Unfortunately, hovering around your best employee’s desk is both preventing them from doing their work and driving them away from their current position. Just as you wouldn’t want your superior lingering around your work station, you shouldn’t expect your employee to be thrilled by your constant presence. In fact, you should give them more space – and more authority – to let them shine.

Provide Physical Tokens of Appreciation

You give your loved ones presents, like jewelry or tools, so when they use their gifts, they’ll think of you. The same principle works for employees: By handing them a physical token of your appreciation, they will have something tangible to see and connect them to your organization. It is much more difficult to leave a position in the past when they have a physical reminder to contend with.

You should try to make your token of appreciation as lavish as possible. A cheapo tchotchke from the dollar store will work against your goal; your employee will look at it and think you don’t understand their true worth. Instead, custom crystal awards or custom glass awards inscribed with their name, title and company name should do the trick.

Employee retention

Ask for Feedback and Input — and Listen

As someone who breaks their back regularly for the company, your best employee has plenty of experience with regards to your policies and processes. Undoubtedly, that means your worker has many opinions on how those polices and processes can be better. By asking for feedback on their current position, you could receive some excellent ideas for improving business, so you should pay close attention to what they say. More importantly, you will allow your best employee to air any grievances and engage more fully with the organization. You shouldn’t ask for feedback just once; rather, you should schedule regular meetings with your star worker. In fact, you might go out of your way to ask your golden employee for their opinions on problems you or other workers face.

Be Liberal With Raises and Title Changes

The primary reason young workers job hop is to gain the raises and title changes they crave. Most employers are unwilling to promote from within, either due to the belief that “out there” has something better than “in here,” because they don’t want to poach high-performing employees from their current positions or for some other obscure and incomprehensible reason.

You better believe that your best employee knows their worth, and they will leave sooner rather than later to find the position (and pay) they deserve. Thus, you should offer this employee regular raises and promotions to keep them satisfied under your employ. Even better, you should cultivate a corporate culture of promoting from within, which will reduce your turnover rates all-around.

Incentivize employee

Give Them the Best Perks

Employees can find mediocre health plans anywhere, and more and more companies are offering flexible telecommuting. What will keep an employee around aren’t the benefits you find at every employer; you need to offer something special, and something valuable, to attract attention and earn loyalty.
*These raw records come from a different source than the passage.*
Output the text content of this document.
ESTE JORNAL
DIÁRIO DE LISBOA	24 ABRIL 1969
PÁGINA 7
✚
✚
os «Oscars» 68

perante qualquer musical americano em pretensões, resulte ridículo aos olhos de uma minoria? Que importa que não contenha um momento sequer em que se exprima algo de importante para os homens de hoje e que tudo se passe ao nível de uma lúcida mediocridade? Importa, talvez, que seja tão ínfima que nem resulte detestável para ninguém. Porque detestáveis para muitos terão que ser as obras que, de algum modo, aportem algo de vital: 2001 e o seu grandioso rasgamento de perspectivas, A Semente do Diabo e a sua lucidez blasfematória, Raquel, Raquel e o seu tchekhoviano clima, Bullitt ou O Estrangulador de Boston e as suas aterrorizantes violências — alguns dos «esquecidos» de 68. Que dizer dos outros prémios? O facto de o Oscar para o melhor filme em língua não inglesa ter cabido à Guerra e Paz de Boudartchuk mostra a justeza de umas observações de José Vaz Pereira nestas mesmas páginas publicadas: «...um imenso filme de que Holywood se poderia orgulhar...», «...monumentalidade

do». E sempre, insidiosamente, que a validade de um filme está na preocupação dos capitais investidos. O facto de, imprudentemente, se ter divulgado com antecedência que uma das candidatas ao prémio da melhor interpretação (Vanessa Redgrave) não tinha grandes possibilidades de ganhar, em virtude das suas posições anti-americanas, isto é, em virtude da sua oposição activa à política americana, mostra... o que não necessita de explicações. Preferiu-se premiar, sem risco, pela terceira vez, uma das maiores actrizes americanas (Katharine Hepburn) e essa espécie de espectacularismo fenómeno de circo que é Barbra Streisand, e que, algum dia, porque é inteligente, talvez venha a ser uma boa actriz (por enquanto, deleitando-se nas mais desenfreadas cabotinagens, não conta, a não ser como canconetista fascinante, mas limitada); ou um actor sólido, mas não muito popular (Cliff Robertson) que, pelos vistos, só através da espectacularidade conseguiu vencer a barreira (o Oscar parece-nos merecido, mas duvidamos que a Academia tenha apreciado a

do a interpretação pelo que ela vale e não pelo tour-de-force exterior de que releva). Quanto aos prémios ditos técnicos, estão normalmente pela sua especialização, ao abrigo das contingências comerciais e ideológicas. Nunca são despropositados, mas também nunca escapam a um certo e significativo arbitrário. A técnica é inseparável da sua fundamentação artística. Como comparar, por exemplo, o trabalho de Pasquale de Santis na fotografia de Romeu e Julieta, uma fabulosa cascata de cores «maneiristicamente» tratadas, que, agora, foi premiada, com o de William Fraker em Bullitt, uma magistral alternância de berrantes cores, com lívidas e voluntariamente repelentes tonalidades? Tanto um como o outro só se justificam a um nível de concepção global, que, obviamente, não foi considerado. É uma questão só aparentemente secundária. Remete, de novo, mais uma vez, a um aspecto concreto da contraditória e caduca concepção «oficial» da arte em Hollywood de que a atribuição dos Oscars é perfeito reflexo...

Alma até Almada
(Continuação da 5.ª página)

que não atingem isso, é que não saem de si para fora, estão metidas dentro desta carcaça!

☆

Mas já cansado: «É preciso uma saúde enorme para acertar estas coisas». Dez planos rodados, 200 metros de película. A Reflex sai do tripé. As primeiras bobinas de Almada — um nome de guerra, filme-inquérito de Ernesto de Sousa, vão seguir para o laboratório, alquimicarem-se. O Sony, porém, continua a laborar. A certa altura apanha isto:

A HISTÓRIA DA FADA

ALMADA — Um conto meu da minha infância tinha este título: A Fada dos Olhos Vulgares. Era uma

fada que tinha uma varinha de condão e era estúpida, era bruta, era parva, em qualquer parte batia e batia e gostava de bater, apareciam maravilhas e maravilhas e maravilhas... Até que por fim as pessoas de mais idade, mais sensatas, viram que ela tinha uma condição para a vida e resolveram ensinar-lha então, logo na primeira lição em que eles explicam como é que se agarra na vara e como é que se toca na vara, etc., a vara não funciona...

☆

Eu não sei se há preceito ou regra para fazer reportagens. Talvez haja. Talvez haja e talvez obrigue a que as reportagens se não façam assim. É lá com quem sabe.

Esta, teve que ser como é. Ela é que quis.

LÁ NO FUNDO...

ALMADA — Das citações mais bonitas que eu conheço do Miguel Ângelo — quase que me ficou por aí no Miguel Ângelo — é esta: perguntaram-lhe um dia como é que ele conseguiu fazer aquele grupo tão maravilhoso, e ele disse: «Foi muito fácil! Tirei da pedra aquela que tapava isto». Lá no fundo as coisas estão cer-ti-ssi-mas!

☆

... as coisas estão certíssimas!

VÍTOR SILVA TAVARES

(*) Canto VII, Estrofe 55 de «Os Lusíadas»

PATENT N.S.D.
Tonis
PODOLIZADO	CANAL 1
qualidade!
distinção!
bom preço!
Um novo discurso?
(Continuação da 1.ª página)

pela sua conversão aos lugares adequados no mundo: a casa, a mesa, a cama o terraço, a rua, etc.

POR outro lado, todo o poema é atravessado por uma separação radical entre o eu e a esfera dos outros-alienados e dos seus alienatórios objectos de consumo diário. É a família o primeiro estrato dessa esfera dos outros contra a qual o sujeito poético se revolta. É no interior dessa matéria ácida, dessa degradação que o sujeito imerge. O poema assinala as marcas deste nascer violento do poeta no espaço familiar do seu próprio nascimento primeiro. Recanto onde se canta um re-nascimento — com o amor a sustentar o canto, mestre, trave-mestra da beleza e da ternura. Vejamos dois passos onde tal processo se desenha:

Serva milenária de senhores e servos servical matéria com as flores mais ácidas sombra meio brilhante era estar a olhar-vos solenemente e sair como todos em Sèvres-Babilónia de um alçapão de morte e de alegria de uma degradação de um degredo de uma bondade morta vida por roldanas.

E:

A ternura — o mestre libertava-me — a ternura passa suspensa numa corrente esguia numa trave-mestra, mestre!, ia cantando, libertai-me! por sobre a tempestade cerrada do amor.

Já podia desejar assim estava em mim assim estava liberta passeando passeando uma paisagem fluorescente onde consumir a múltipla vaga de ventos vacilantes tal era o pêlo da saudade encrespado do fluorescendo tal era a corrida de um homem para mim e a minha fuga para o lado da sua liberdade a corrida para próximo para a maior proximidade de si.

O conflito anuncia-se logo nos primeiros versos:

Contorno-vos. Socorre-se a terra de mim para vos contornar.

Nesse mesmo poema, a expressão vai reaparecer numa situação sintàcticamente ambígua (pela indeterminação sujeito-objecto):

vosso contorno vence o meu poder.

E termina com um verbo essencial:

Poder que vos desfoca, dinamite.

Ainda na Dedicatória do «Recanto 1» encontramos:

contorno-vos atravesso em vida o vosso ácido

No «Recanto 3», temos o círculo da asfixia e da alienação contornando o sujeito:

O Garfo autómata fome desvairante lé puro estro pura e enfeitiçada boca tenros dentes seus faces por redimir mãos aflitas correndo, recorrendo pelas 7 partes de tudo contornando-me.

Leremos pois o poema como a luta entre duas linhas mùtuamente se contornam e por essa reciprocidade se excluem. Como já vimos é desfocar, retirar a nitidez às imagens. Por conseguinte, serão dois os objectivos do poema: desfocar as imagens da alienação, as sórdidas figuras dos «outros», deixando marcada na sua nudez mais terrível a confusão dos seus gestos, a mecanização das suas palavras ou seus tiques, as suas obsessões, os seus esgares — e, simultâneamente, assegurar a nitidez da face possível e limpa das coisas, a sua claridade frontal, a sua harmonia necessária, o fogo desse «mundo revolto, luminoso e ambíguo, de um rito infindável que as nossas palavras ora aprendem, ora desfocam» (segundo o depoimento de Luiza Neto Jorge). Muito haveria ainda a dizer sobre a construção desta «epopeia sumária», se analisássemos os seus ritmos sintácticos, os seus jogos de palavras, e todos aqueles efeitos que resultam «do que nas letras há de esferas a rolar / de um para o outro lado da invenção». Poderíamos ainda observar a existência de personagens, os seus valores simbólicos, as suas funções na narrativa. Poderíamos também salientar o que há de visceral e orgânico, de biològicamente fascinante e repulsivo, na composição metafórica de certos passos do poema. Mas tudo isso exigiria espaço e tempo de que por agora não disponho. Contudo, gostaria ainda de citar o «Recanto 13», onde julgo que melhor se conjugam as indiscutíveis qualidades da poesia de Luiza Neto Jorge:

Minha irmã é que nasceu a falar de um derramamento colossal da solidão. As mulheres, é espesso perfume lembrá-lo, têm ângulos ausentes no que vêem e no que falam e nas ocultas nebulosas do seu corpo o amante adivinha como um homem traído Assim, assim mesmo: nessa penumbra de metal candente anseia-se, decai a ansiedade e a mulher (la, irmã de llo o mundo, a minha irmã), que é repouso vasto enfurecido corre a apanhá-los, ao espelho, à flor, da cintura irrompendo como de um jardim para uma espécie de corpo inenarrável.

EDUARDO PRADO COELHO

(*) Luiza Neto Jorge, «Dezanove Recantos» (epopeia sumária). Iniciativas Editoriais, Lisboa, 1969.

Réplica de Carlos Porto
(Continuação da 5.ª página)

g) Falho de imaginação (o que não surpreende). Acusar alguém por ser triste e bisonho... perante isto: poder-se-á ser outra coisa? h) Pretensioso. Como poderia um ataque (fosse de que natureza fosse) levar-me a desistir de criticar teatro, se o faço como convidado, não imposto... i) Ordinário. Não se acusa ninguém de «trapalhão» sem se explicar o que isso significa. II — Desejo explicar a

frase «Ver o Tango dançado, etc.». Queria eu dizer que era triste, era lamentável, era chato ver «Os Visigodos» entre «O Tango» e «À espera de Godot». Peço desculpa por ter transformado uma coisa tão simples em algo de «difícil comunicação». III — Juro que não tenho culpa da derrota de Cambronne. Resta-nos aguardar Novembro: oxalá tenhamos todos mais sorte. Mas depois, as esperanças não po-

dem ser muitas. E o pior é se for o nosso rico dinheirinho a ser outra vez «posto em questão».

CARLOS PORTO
You should talk to your employees to determine what perks they most desire. These days, contributions to a 401k are few and far between, so helping employees safe for retirement is a major benefit. You might also offer enviable perks for parents, like extended, paid parental leave or on-site day care, as well as the European style of PTO.

More likely than not, you can’t keep your golden employee around forever – but you can keep them around for a few years more with the above strategies. Modify your negative behaviors, offer something special for sticking around and remind them of your appreciation for their work, and you’ll cultivate a workforce made of solid gold.